The second reason why the ordinal values for dates in SpreadsheetML are controversial is because of an out-by-one adjustment that is needed for some functions for the first two months in 1900. To me, this is just a silly edge case


So, having made a big deal out of the (trivial) time to parse ISO 8601 dates, you now say that an issue which intorduces extra checks on every single operation involving spreadsheet dates is 'just a silly edge case'. Presumably of the processing time used to work around this bug has less economic value for some mysterious reason.
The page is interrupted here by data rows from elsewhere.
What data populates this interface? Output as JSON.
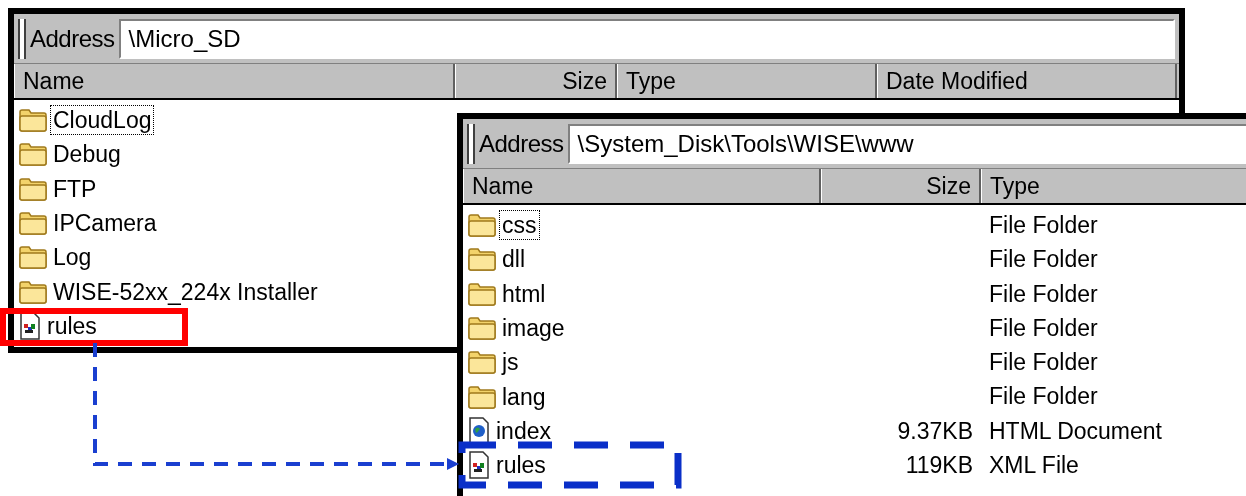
{
  "windows": [
    {
      "address_label": "Address",
      "address": "\\Micro_SD",
      "columns": [
        "Name",
        "Size",
        "Type",
        "Date Modified"
      ],
      "rows": [
        {
          "name": "CloudLog",
          "kind": "folder",
          "focused": true
        },
        {
          "name": "Debug",
          "kind": "folder",
          "focused": false
        },
        {
          "name": "FTP",
          "kind": "folder",
          "focused": false
        },
        {
          "name": "IPCamera",
          "kind": "folder",
          "focused": false
        },
        {
          "name": "Log",
          "kind": "folder",
          "focused": false
        },
        {
          "name": "WISE-52xx_224x Installer",
          "kind": "folder",
          "focused": false
        },
        {
          "name": "rules",
          "kind": "xml",
          "focused": false
        }
      ]
    },
    {
      "address_label": "Address",
      "address": "\\System_Disk\\Tools\\WISE\\www",
      "columns": [
        "Name",
        "Size",
        "Type"
      ],
      "rows": [
        {
          "name": "css",
          "kind": "folder",
          "focused": true,
          "type": "File Folder"
        },
        {
          "name": "dll",
          "kind": "folder",
          "focused": false,
          "type": "File Folder"
        },
        {
          "name": "html",
          "kind": "folder",
          "focused": false,
          "type": "File Folder"
        },
        {
          "name": "image",
          "kind": "folder",
          "focused": false,
          "type": "File Folder"
        },
        {
          "name": "js",
          "kind": "folder",
          "focused": false,
          "type": "File Folder"
        },
        {
          "name": "lang",
          "kind": "folder",
          "focused": false,
          "type": "File Folder"
        },
        {
          "name": "index",
          "kind": "html",
          "focused": false,
          "size": "9.37KB",
          "type": "HTML Document"
        },
        {
          "name": "rules",
          "kind": "xml",
          "focused": false,
          "size": "119KB",
          "type": "XML File"
        }
      ]
    }
  ]
}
This is purest FUD, Mr. Jeliffe!


Your proposal amounts to allowing dates either to be written according to an agreed (unambiguous) ISO standard ... or not!
If my application can't parse your date, who is violating the standard? This is not what is meant by 'open' or 'standard'.
Or perhaps you're suggesting that every implementation should be able to interpret dates whose format may be described in one or more as yet unspecified schema languages. Is the imposition of this unnecessary overhead this going to help developers? No! Is it going to reduce those economically oh-so-important load/save times? Absolutely not (unless, perhaps, what you actually mean by described with an appropriate declarative schema language is just to switch to a parser optimised to read some unspecified proprietary format)!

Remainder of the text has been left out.